Measuring sections to get stitches straight and/or the same length also came under fire. Here again the 'feel' of the stitching is more important. Leaning to judge these things by eye was the order of the day. Of course, once you've been doing this for a while (years?) your 'eye' will improve and the and it will naturally become more accurate. Time to put away those rulers, mostly.
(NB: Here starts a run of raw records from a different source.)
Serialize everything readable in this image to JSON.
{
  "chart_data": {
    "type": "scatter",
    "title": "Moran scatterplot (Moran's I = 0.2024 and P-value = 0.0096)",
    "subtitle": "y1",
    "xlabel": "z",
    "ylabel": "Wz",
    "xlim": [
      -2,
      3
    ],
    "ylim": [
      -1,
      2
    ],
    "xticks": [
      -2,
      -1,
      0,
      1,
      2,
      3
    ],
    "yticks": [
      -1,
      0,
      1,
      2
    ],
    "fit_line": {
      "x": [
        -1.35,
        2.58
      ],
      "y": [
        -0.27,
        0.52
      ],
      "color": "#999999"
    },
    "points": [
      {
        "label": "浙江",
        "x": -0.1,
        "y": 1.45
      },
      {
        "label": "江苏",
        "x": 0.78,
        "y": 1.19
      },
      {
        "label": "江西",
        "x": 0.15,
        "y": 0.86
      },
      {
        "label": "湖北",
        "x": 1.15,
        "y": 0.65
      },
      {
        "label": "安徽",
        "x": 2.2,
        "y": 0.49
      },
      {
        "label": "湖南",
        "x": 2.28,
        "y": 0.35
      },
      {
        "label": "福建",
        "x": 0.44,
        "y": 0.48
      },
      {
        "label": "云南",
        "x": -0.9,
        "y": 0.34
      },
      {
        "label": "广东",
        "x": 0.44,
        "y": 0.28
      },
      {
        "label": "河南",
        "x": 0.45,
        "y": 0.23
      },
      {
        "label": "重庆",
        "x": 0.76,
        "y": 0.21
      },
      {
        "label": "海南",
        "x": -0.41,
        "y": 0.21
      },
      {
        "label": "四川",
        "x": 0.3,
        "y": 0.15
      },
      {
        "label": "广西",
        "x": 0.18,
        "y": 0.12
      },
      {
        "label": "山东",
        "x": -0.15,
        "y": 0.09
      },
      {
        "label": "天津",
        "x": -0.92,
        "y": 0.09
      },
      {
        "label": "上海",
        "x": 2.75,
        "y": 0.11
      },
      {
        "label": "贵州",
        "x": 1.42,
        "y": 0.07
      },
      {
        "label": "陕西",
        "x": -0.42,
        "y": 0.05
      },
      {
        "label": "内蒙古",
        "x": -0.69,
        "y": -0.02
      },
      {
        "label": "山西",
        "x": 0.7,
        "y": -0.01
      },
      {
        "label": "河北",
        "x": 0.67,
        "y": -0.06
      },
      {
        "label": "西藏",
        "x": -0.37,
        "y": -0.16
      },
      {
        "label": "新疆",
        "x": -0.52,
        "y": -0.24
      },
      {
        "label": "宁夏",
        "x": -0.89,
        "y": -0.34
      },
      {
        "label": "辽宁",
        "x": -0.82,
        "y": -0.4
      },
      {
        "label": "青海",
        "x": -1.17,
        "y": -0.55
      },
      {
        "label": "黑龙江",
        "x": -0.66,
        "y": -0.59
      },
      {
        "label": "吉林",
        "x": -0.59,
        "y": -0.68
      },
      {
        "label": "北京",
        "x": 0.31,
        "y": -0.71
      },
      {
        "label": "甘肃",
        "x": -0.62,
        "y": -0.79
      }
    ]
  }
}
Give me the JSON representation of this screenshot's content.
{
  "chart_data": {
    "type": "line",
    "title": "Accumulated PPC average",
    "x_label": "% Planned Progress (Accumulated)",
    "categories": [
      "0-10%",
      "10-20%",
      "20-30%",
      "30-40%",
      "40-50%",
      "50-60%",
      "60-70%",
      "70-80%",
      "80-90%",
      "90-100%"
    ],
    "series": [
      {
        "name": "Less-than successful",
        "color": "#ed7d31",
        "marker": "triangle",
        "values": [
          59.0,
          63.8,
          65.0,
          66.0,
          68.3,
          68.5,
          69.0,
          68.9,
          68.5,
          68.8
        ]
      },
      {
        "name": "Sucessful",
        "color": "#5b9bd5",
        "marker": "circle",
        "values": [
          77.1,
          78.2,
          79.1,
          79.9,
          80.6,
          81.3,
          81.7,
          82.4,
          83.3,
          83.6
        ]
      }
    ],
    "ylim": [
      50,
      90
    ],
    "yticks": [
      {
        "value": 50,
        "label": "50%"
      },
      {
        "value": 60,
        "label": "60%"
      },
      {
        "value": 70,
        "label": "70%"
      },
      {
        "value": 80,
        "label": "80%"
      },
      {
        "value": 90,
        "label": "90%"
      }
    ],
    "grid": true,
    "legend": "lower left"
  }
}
Line of staggered diagonals. Although the basic stitch is the same as that taught by JEC, there is a slight variation here. The right to left diagonal is the same, as is how you overlap the stitches, as is clockwise direction. The change comes in stitching direction, it is not always towards yourself. In the variation learned in class the stitching direction changes so your needle goes down into the fabric at the end of the stitch not next to the previous stitch, so sometimes this will be towards yourself but sometimes it won't. How does this help, it's much easier to judge and control the length of your stitches so is much easier to get a nice line. I shared this with some of our students in class last week who found it very easy to work this way. I also discovered why not all the lines needed to be stitch transferred, it's easier to correct or change a line if you don't have a stitch transfer to get in the way. Again, learning to judge these things by 'feel' and eye.
This motif represents a dragon's head surrounded by wisps of cloud.
The cm measure shows how small the dragon head is. His nose is towards the left, the wide section at the right is his mane.
Larger clouds are in the other sections of this part of the design. Well, I say larger, they are about 1.5sm long. A slight variation here in foundation. This was changed from when the sample of this design was stitched, which just goes to show that no matter how long you've been doing Japanese embroidery there are always new ways to improve.
Rather than embroider a solid foundation it is worked from the centre round the motif to the outside, going up to the stitch transfer, this leaves tiny gaps in the foundation where the stitches join.
The silver thread was then couched into the gaps in the foundation, doing it this way means the couching stitches don't create gaps in the foundation. Simple but very effective
Tackling the wisps of cloud was interesting. Using the same idea as for line of staggered diagonals, stitching direction changed depending on the direction of the curve. I still worked clockwise and right to left diagonal, but changed my stitch direction so the needle went into the fabric at the end of the stitch, not next to the previous stitch. These tiny little motifs were still fiddly but it was amazing how this small change made things easier.
One fail in class was French knots. Kusano sensei does knots as French knots rather than the way in the textbook. Doing them this ways means they don't have to stop and make a different twist. Could I make them work, no I couldn't. They were also tightened by using your right hand under the frame. Couldn't do it! I'm going to stick to the way I know, at least I can get nice knots that way.